The Refugee Council, which works with these children, has warned of the risk after more than a dozen of the children it works with were wrongly issued with notices of intent for Rwanda.

The Home Office has said it will not send lone children to the east African country. However, if officials wrongly classify a child as an adult, they can be sent.

According to Refugee Council data, six age-disputed people it has been working with have been detained in adult immigration detention centres. Five of them have now had their ages definitively accepted as children and are in the care of local authorities, while another was unsuccessful in his effort to challenge his assigned age.

Eight young people received notices of intent for Rwanda while in adult Home Office accommodation. Six have had their ages definitively accepted as children and are now in the care of local authority children’s services. Two were unsuccessful in challenging the age the Home Office gave them. Another child was in the care of children’s social services when he received a notice of intent for Rwanda awaiting the outcome of an age assessment. He has since been definitively confirmed to be a child after an age assessment.

If a child disputes their age and the Home Office deems them an adult, they can be sent to Rwanda before the outcome of a social worker’s age assessment is known.

In freedom of information data obtained last year from 70 local authority social services departments, two-thirds of children – 867 of 1,386 – deemed to be adults by the Home Office were later confirmed to be children.

Maddie Harris, of the Humans for Rights Network, said that between July 2023 and April 2024, more than 600 children had contacted them after being deemed to be adults on arrival in the UK, including 17 children wrongly accommodated at the Wethersfield military base in Essex.

In a recent adjournment debate on the issue, the Labour MP Andrew Western said: “I am afraid to say that the government’s recent illegal migration legislation poses further risks – chief among them that children will be inadvertently sent to Rwanda.

“We know that last year, there were numerous cases of children who had been detained as adults being issued with notices of intent to remove them to Rwanda on flights that ultimately never took off.”

One child who received a notice of intent for Rwanda because the Home Office wrongly classified him as an adult talked about the impact on him. He said: “I felt really bad about (receiving] the letter. People who flee their homeland, they come to the UK, they ask for support and then get threatened to be sent away. It’s terrible. I would like them to stop this policy.”

Enver Solomon, the chief executive of the Refugee Council, said: “One of the most egregious elements of the Rwanda plan is the very real risk it could see children, incorrectly judged as adults, being shipped off on a one-way ticket to enter another country’s asylum system that our supreme court has ruled is unsafe.

“We know from extensive first-hand experience that these children have already survived horrific journeys escaping persecution, bloodshed and terror. The idea that they now face being locked up, forced on flights and expelled from the UK is inhumane.”

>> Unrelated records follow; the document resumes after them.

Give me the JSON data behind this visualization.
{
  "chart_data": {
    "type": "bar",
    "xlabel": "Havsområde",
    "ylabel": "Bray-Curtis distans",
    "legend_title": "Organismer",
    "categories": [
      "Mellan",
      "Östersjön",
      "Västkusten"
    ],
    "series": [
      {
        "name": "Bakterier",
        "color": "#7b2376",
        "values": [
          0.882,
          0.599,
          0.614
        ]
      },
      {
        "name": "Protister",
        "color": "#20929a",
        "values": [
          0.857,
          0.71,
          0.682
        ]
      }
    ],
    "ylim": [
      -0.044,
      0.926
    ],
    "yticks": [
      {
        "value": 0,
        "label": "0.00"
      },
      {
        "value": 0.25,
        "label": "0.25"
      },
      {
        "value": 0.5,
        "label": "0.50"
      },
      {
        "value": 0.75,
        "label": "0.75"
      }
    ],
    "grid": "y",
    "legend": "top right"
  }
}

A Home Office spokesperson said: “We have always said that unaccompanied asylum-seeking children will not be sent to Rwanda.

“If there is doubt about an individual’s age, they will be treated as a child pending further observation by a local authority and will not be removed while an assessment is ongoing. Our age assessment process continues to be strengthened through methods already widely used across Europe, including X-rays and MRIs.”